Manually queue a build from CLI—useful for debugging, hotfix binary uploads, or triggering from scripts. Does not replace GitOps for deploy; only produces a new image tag.

terminal — OpenShift builds 
$ # BuildConfig is OpenShift-specific — use Tekton/Kaniko on vanilla K8s
$ kubectl get builds 2>/dev/null || echo "Install OpenShift or use CI pipelines"$ oc start-build payments-api --from-dir=. --follow
$ oc logs -f build/payments-api-42
$ oc get imagestream payments-api -o yaml
→ status.tags lists pushed digests
$ oc describe bc payments-api
$ oc import-image ubi9/openjdk-21:latest --confirm

ImageStream triggers

When a build pushes a new image to an ImageStreamTag, OpenShift can automatically roll out dependent workloads:

  • DeploymentConfig (legacy) — native ImageChange trigger on DeploymentConfig
  • Deployment — annotate with image.openshift.io/triggers JSON referencing ImageStreamTag
  • Build chaining — base image ImageChange trigger rebuilds downstream apps when platform base updates
yaml — Deployment ImageStream trigger annotation 
apiVersion: apps/v1
kind: Deployment
metadata:
  name: payments-api
  namespace: team-payments
  annotations:
    image.openshift.io/triggers: |
      [{"from":{"kind":"ImageStreamTag","name":"payments-api:latest"},"fieldPath":"spec.template.spec.containers[0].image"}]
spec:
  template:
    spec:
      containers:
        - name: payments-api
          image: image-registry.openshift-image-registry.svc:5000/team-payments/payments-api:latest
sequenceDiagram
  participant GH as GitHub webhook
  participant BC as BuildConfig
  participant BP as Build pod\nBuildah/S2I
  participant IS as ImageStream
  participant DEP as Deployment
  participant GIT as GitOps repo
  participant AR as ArgoCD

  GH->>BC: Git push trigger
  BC->>BP: Start build pod
  BP->>IS: Push new image tag
  IS->>DEP: ImageChange rollout (optional)
  Note over GIT,AR: Preferred production path
  BP->>GIT: CI bumps image tag in git
  GIT->>AR: Sync deployment manifest
  AR->>DEP: Reconcile desired state
⚖️ Trade-off

ImageStream triggers give fast inner-loop deploys for dev namespaces.

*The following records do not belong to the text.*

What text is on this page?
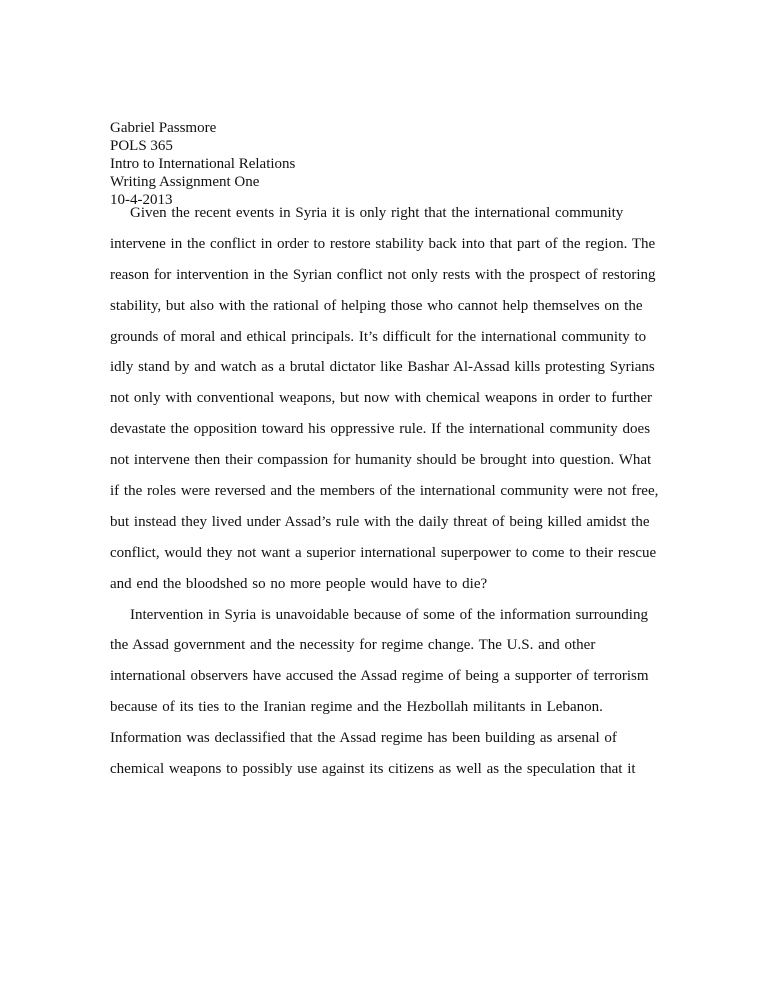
Gabriel Passmore
POLS 365
Intro to International Relations
Writing Assignment One
10-4-2013
Given the recent events in Syria it is only right that the international community
intervene in the conflict in order to restore stability back into that part of the region. The
reason for intervention in the Syrian conflict not only rests with the prospect of restoring
stability, but also with the rational of helping those who cannot help themselves on the
grounds of moral and ethical principals. It’s difficult for the international community to
idly stand by and watch as a brutal dictator like Bashar Al-Assad kills protesting Syrians
not only with conventional weapons, but now with chemical weapons in order to further
devastate the opposition toward his oppressive rule. If the international community does
not intervene then their compassion for humanity should be brought into question. What
if the roles were reversed and the members of the international community were not free,
but instead they lived under Assad’s rule with the daily threat of being killed amidst the
conflict, would they not want a superior international superpower to come to their rescue
and end the bloodshed so no more people would have to die?
Intervention in Syria is unavoidable because of some of the information surrounding
the Assad government and the necessity for regime change. The U.S. and other
international observers have accused the Assad regime of being a supporter of terrorism
because of its ties to the Iranian regime and the Hezbollah militants in Lebanon.
Information was declassified that the Assad regime has been building as arsenal of
chemical weapons to possibly use against its citizens as well as the speculation that it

For production, still route through GitOps so cluster state matches git. Many teams use BuildConfig + ImageStream in dev and external registry + ArgoCD in prod.

📦 Real World

Platform teams publish golden S2I builder ImageStreams (java-21, nodejs-20) in a openshift namespace. App BuildConfigs reference them with ImageChange triggers—when Red Hat ships a security patch to the builder, all dependent apps rebuild automatically.

💡 Pro Tip

Internal registry URL format: image-registry.openshift-image-registry.svc:5000/<namespace>/<imagestream>:<tag>. Use this in manifests for cluster-local pulls; external routes exist for out-of-cluster CI push.